Towering over fashionable Nihonbashi, the Mandarin Oriental rises like a great glass tree. Reception is on the 38th floor and the lifts rush you there ear-poppingly fast.
The hotel is an oasis; its lofty reception so quiet that you can hear the sigh each time a shop-weary guest steps into this temple of serenity. Down below, Nihonbashi, Tokyo's Knightsbridge, surges with traffic jams and salarymen crisscrossing the streets in identical white shirts. But 600 feet up in the air, all that bustle is forgotten.
The Mandarin Tokyo has won just about every award there is since it opened in 2006. No doubt Sushi Sora, its newly opened sushi restaurant, will soon be adding more trophies to the manager's display case. This most exclusive of dining areas not only has superb views of the new Tokyo Tower (the tallest building in Japan), but it seats only eight people, for whom dishes are individually created by a sushi master. It's an appropriate addition to Nihonbashi, as many will tell you that modern-day sushi was invented in this part of Tokyo.
The 178 rooms are located on eight floors beneath reception, each with vertiginous floor-to-ceiling views down and across Tokyo. Decor is a calming mix of wood fittings, cream walls, black lacquer and marble. Levels of comfort are suitably extraordinary. Large lacquer boxes at the foot of the bed contain pyjamas, yukata (kimono) and slippers. The desk lamp is a work of art by Ross Lovegrove (the man who designed the Sony Walkman) that snaps open at you. Binoculars by Olympus are provided for enjoying that view in detail. As for the lavatory, it is a most complex piece of machinery, designed by Toto, the company that invented the Washlet. Washlets combine the functions of bidet and lavatory with an electronically warmed seat that Europeans find mildly worrying. This state-of-the-art Toto not only has wall-mounted buttons to direct the jets of water but also buttons for "oscillating" and "extra deodorising". Toiletries are by Aromatherapy Associates.
The food and drink
You'd have to stay a while to eat your way around the Mandarin Oriental. There are eight restaurants, including a French open kitchen and all-day Asian dining on the 37th floor. Sushi Sora (Sky Sushi) on the 38th is a special experience, with sushi master Yuji Inaizumi preparing the food at a table made from 350-year-old cedar. His eight guests watch Yuji patting and moulding the rice in a series of rapid hand gestures, like a conjurer. Expect to pay 15,000 yen (£120) a head for dinner, excluding wine. Ideally, do exclude the wine if you can. The first drink is free but thereafter Tokyo prices cut in.

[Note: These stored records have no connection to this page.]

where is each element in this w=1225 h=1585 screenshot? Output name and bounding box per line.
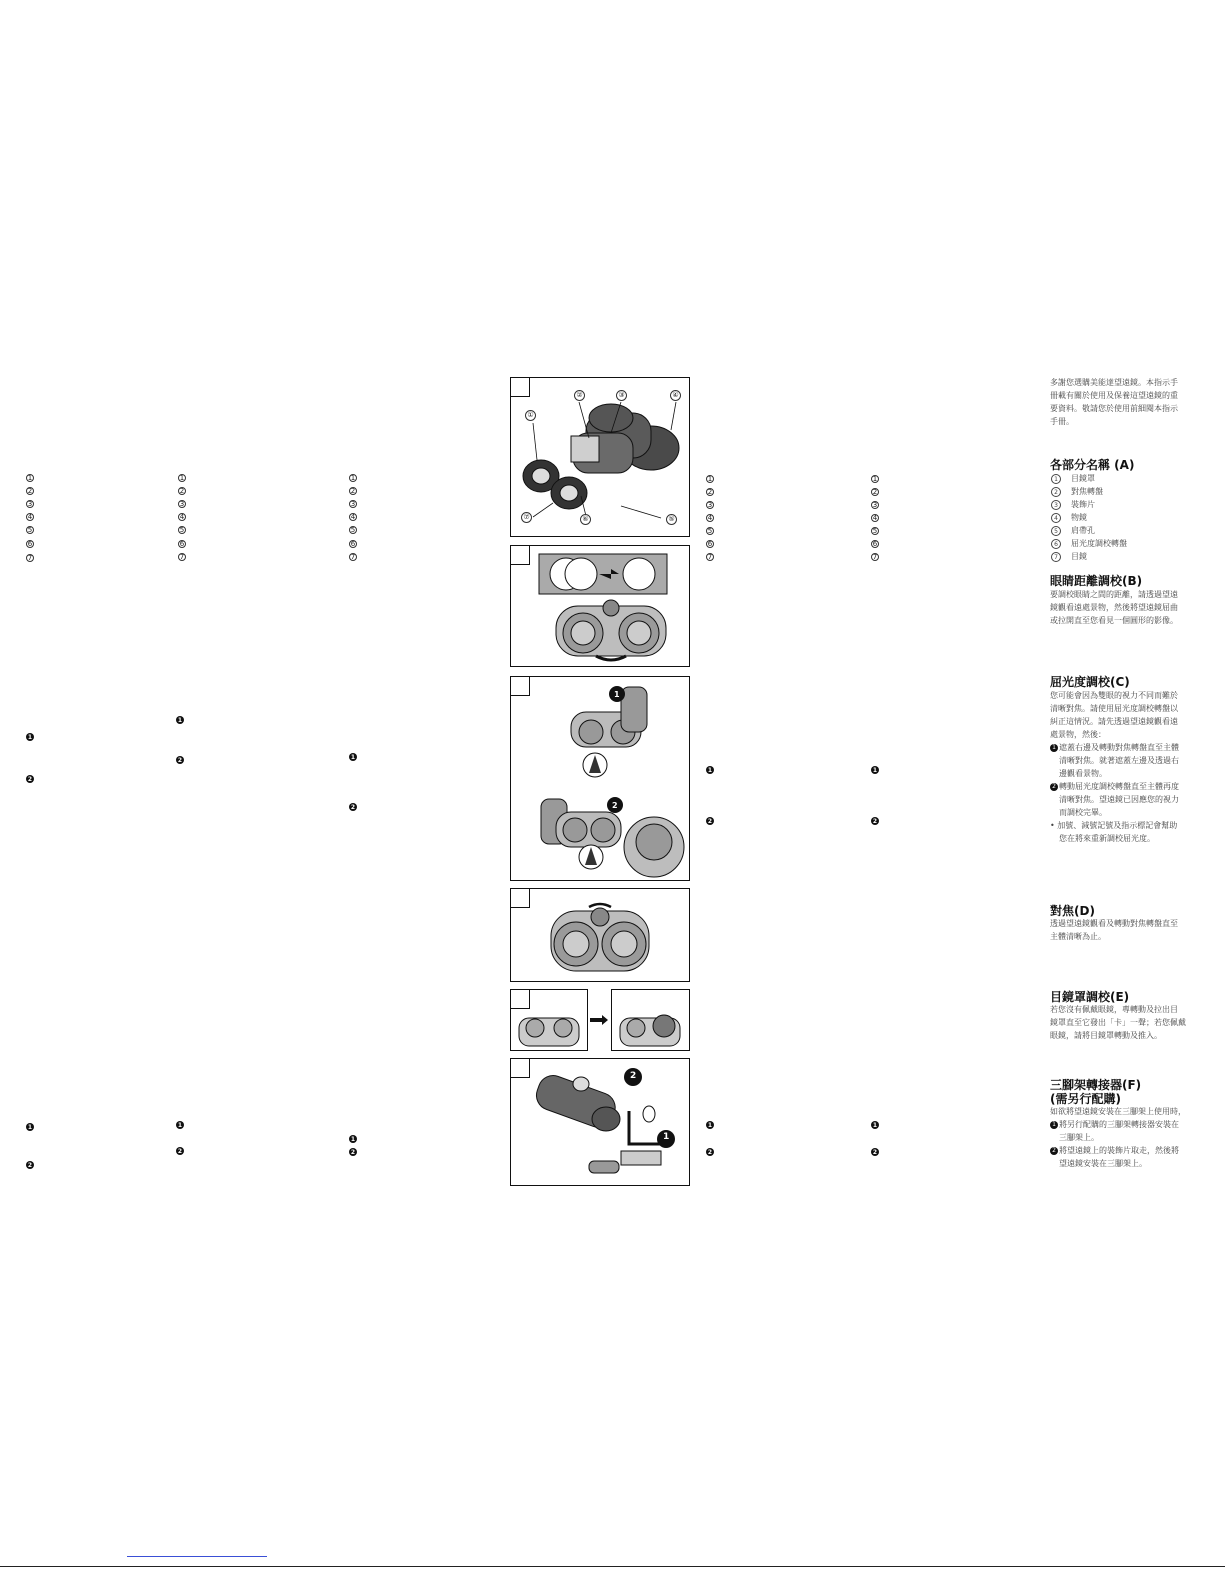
focus-illustration: [511, 889, 689, 981]
marker-5: 5: [350, 525, 356, 534]
step-2-marker: 2: [27, 775, 33, 783]
marker-7: 7: [350, 552, 356, 561]
tripod-illustration: [511, 1059, 689, 1185]
text-line: 鏡罩直至它發出「卡」一聲；若您佩戴: [1050, 1018, 1186, 1027]
marker-4: 4: [179, 512, 185, 521]
parts-heading: 各部分名稱 (A): [1050, 458, 1135, 472]
eyecup-heading: 目鏡罩調校(E): [1050, 990, 1130, 1004]
item-number: 5: [1051, 526, 1061, 536]
marker-6: 6: [707, 539, 713, 548]
step-2-marker: 2: [872, 1148, 878, 1156]
step-2-marker: 2: [350, 1148, 356, 1156]
intro-line: 手冊。: [1050, 417, 1074, 426]
text-line: • 加號、減號記號及指示標記會幫助: [1050, 821, 1178, 830]
step-2-marker: 2: [177, 1147, 183, 1155]
marker-5: 5: [872, 526, 878, 535]
diopter-note: [1050, 819, 1177, 845]
text-line: 遮蓋右邊及轉動對焦轉盤直至主體: [1059, 743, 1179, 752]
step-1-marker: 1: [177, 1121, 183, 1129]
marker-7: 7: [872, 552, 878, 561]
text-line: 糾正這情況。請先透過望遠鏡觀看遠: [1050, 717, 1178, 726]
item-label: 目鏡: [1071, 552, 1087, 561]
step-marker: 2: [1050, 1147, 1058, 1155]
marker-3: 3: [872, 500, 878, 509]
marker-7: 7: [27, 553, 33, 562]
text-line: 眼鏡，請將目鏡罩轉動及推入。: [1050, 1031, 1162, 1040]
item-label: 對焦轉盤: [1071, 487, 1103, 496]
parts-item: [1051, 524, 1095, 537]
marker-4: 4: [872, 513, 878, 522]
eye-distance-illustration: [511, 546, 689, 666]
diopter-illustration: [511, 677, 689, 880]
text-line: 主體清晰為止。: [1050, 932, 1106, 941]
step-2-label: 2: [612, 801, 618, 810]
step-marker: 1: [1050, 1121, 1058, 1129]
figure-tag: [511, 889, 530, 908]
parts-item: [1051, 511, 1087, 524]
parts-item: [1051, 498, 1095, 511]
item-label: 肩帶孔: [1071, 526, 1095, 535]
text-line: 您可能會因為雙眼的視力不同而難於: [1050, 691, 1178, 700]
callout-1: ①: [525, 410, 536, 421]
eye-distance-heading: 眼睛距離調校(B): [1050, 574, 1143, 588]
marker-1: 1: [872, 474, 878, 483]
marker-1: 1: [350, 473, 356, 482]
text-line: 或拉開直至您看見一個圓形的影像。: [1050, 616, 1178, 625]
step-2-marker: 2: [872, 817, 878, 825]
item-number: 4: [1051, 513, 1061, 523]
step-2-marker: 2: [707, 1148, 713, 1156]
figure-tag: [511, 990, 530, 1009]
marker-3: 3: [179, 499, 185, 508]
diopter-step-2: [1050, 780, 1179, 819]
figure-f-tripod: [510, 1058, 690, 1186]
step-1-marker: 1: [707, 1121, 713, 1129]
marker-6: 6: [27, 539, 33, 548]
callout-4: ④: [670, 390, 681, 401]
figure-tag: [511, 378, 530, 397]
tripod-text: 如欲將望遠鏡安裝在三腳架上使用時，: [1050, 1107, 1186, 1116]
parts-item: [1051, 472, 1095, 485]
text-line: 而調校完畢。: [1059, 808, 1107, 817]
marker-1: 1: [27, 473, 33, 482]
intro-line: 冊載有關於使用及保養這望遠鏡的重: [1050, 391, 1178, 400]
figure-d-focus: [510, 888, 690, 982]
text-line: 處景物，然後：: [1050, 730, 1106, 739]
marker-6: 6: [872, 539, 878, 548]
figure-a-parts: [510, 377, 690, 537]
text-line: 您在將來重新調校屈光度。: [1059, 834, 1155, 843]
marker-5: 5: [27, 525, 33, 534]
marker-2: 2: [707, 487, 713, 496]
text-line: 清晰對焦。望遠鏡已因應您的視力: [1059, 795, 1179, 804]
marker-5: 5: [707, 526, 713, 535]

There is a spa that has won 10 awards as best in Asia or Japan. The hotel also has a chapel should you fancy topping off your stay with a marriage ceremony. The couple take their vows standing at an altar surrounded by water. The hotel can also arrange bushido lessons from a samurai master, and tutoring in ikebana (flower arranging) or calligraphy. There is no reason why anyone should be lost in translation at the Mandarin Oriental.
Pets not permitted. Children up to the age of 12 stay free in their parents' room. There is wheelchair access throughout the hotel; also a number of deluxe king-bedded rooms have been adapted for guests with disabilities.
Double rooms start at 51,000 yen (£398). Breakfast starts at 3,164 yen (£25) per person.